For one thing, lenders aren't going to underwrite the bullshit income/expenses some brokers do :P but IRR/NPV/COC all that stuff, they don't really care about. They'll run an in-place, take a look at your pro forma, run an UW (market vacancy, knock down tenants to market rent, UW rent escalations for credit tenants, min. of 3/4% management fee, look at the roll profile and determine a proper TI/LC and CapEx reserve and upfront reserve structure, etc...). On the analyst side you'd be making sure each number in a rent roll, income statement, lease agreement, etc... makes sense (Hey what was their net effective rent? oh 15% of their stated rent, yeah let's haircut that). The guy above you will check your work (basically that seems to be all they do) and the guy above him will look for 'the story' the qualitative side of the real estate, which i find more interesting than the numbers, and run the deal.

 

Who threw monkey shit at C.R.E. Shervin ? It's a solid question.

itsanumbersgame:

For one thing, lenders aren't going to underwrite the bullshit income/expenses some brokers do :P

Hah, and this is a solid answer. Broker underwriting is always fluff and very liberal with the numbers. Lenders and owners (should, and often do) take a far more conservative approach.

Commercial Real Estate Developer
 

Sadly this is true for many brokers, particularly investment sales. Even more sadly, this is actually also true for many sponsors/developers. Some of the pro formas and assumptions we get from sponsors are so ridiculous they get permanently blacklisted as clowns. Delusions and egos really get the best of some guys.

Good financing brokers will underwrite deals like equity investors/lenders because they know how these capital sources underwrite deals, clip projections, adjust assumptions, pad costs etc., and will therefore present to them underwriting that they can support based on those standards. It also builds good trust and working relationships between the broker and their capital sources. All good lenders/investors will know which brokers are the jokers and which are trustworthy and reliable.

Shitty brokers will just promise you that they'll "get you termsheets no problem!" regardless of how awful the deal and sponsor projections are.

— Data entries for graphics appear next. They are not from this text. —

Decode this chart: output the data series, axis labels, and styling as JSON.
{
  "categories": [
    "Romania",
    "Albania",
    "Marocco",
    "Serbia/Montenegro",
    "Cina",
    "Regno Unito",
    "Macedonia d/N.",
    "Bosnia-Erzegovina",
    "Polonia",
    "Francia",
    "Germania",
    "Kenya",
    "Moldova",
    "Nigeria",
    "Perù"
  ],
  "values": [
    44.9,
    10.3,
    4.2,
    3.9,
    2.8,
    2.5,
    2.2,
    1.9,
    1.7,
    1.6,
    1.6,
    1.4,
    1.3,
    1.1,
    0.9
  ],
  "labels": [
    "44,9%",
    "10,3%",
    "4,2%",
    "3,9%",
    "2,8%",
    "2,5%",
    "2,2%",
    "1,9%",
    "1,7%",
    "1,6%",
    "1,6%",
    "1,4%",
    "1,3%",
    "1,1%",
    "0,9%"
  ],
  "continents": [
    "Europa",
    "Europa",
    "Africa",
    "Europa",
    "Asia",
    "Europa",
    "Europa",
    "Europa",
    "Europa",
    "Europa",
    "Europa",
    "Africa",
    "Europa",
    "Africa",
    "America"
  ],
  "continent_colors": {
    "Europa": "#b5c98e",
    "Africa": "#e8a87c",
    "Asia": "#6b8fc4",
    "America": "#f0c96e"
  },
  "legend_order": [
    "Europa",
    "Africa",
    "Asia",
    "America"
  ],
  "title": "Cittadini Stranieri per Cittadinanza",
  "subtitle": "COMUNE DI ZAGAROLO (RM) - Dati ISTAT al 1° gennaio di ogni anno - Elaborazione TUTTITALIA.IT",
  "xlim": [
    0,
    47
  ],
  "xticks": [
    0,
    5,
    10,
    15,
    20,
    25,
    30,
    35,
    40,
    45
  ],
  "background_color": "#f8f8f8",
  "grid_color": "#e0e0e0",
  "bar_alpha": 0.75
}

Then they'll blatantly lie to everyone involved and point fingers when the truth comes out in DD and clients get retraded at the 11th hour.

What a business real estate is - hard to get bored with the characters and ridiculous things you come across on a daily basis.

 

If you are talking about a high-level model to discuss internally before moving on to presenting to IC, it’s usually a high-level dashboard with key metrics (LTV, LTC, DY, etc) alongside a simple S&Us (we really like knowing know how the Sponsor is managing / has managed their equity position especially in this market). Then lender CFs which include interest, any PIK, fees based on high level indication sent out / ask with IRR and MOC. Sponsor CFs at bottom to size interest reserve if they don’t have sufficient CF or to see whether DSCR is sufficient throughout loan term based on what DSCR level you are comfortable with for the deal. At high-level stage, Sponsor BP is taken as a given and if DSCR gets tight (on a deal with CF) then you start poking into assumptions with them and seeing whether the project makes sense and is reasonably presented (80% of deals sourced through brokers with assumptions from their models have ultra- aggressive assumptions you cannot trust for 2 secs lol). Hope this helps. 
 

source: I worked in a RE Debt Fund 

 

Yeah usually not 100% PIK portion but that also happens. A big financing that happened in the market in 23’ was structured as full PIK, though cannot be more specific than that for obvious reasons. My fund also had deals with PIK portions in loans which was typically used when asset was not yet stabilised.